Okay. Last one for me. It's kind of a bizarre question, but since you do have fiber, have you ever looked into the possibility of could the fiber portion of the business be converted into a REIT type of structure, real estate investment trust for taxation purposes. Still trying to figure out, obviously, towers are very REITable, data centers, but we see fiber as another digital infrastructure category that some people are trying to ponder it. Is it something that could be turned into a REIT structure?

Brad W. Martin

Analyst

So to this point, Rick, that's not something we've looked at. So there are -- as you mentioned, there are certainly opportunities in towers and beyond. And there are other mechanisms out there, asset-backed securitization that telecom is taking advantage of. But from a REIT perspective, not yet.

Operator

Operator

We have a question from the line of Greg Burns with Sidoti.

Gregory John Burns

Analyst

In your U.S. markets, do you have line of sight on when we might see the inflection of growth in the fiber-led newer services finally offsetting the declines you're seeing in those legacy services and getting back to growth in that part of the business?

Brad W. Martin

Analyst

Yes. So certainly, our -- as we mentioned, we're certainly in a transition stage in our U.S. market, something we're watching very closely. We are optimistic with the progress we've made with our fiber builds, and we are seeing demand from the carriers starting to increase. So we are seeing a decent pipeline. We are also seeing some better execution within our sales organizations in areas like rural health care. So again, we are expecting to see some improvements here in the second half of the year. We typically do see a better second half with federal funding and state funding cycles and the consumer Q4 strength. So we are expecting to continue to see improvements. But again, the pipeline is building and getting through in Carlos' prepared remarks, I referenced the year-to-date CapEx of $42 million in addition to the $40 million -- almost $46 million of reimbursable, that's all U.S. So there's quite a bit of activity, quite a bit of capital intensity happening in the U.S. market. So we have not guided beyond the '25 window, and we'll be guiding for '26 on our Q4 earnings call. But ultimately, we are hopeful and we are seeing the demand that, that is going to start to lift, and we're working diligently to deliver that.

Gregory John Burns

Analyst

All right. And then internationally on the mobile side, I know the focus is on growing those higher-valued postpaid subs, but it looks like the competitive pressures have eased somewhat maybe a little bit on the prepaid side. Has there been any changes in the competitive dynamics? Or is the market just kind of stabilized to a level where you're not going to see the types of declines we saw there over the last year or so?

Brad W. Martin

Analyst

Yes.
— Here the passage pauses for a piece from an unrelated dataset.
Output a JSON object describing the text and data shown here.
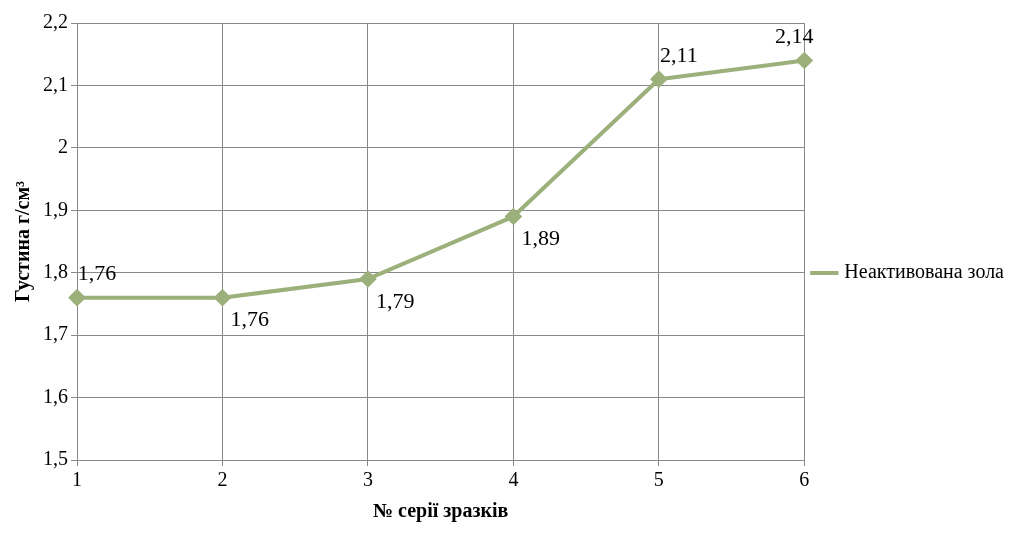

Look, I still think there's competitive pressures, Greg. So I do think the initial new entrant in our largest market, that was disruptive last year, even in late '23. We think that has normalized to a degree. Again, our focus has been let's get the quality of our subscriber base moving, and that's true in all markets. So data consumption, data plan expansion, which we're seeing, contract expansion, which we're seeing in our more mature markets. So that has been the thesis. We're happy with that thesis, but the competitive pressures are still there. And what we're seeing is the impact really on prepaid. That's really where the competitors come into these markets. But we're happy with where we're going. We are really in a #1, #2 position in most of these markets. So it's really a defense play going forward. So that's why it's important that we see these good trends in data consumption. Again, we're happy with that progress.

Operator

Operator

[Operator Instructions] as I see no further questions in the queue, I will turn the call back to Brad Martin for final comments.

Brad W. Martin

Analyst

Great. Thank you, operator. Thank you all for joining us today. We appreciate your continued engagement as we execute on our strategy. We look forward to sharing more progress in the quarters ahead. Have a great day.

Operator

Operator

Thank you. And with that, ladies and gentlemen, we conclude our program today. Thank you for joining. You may now disconnect.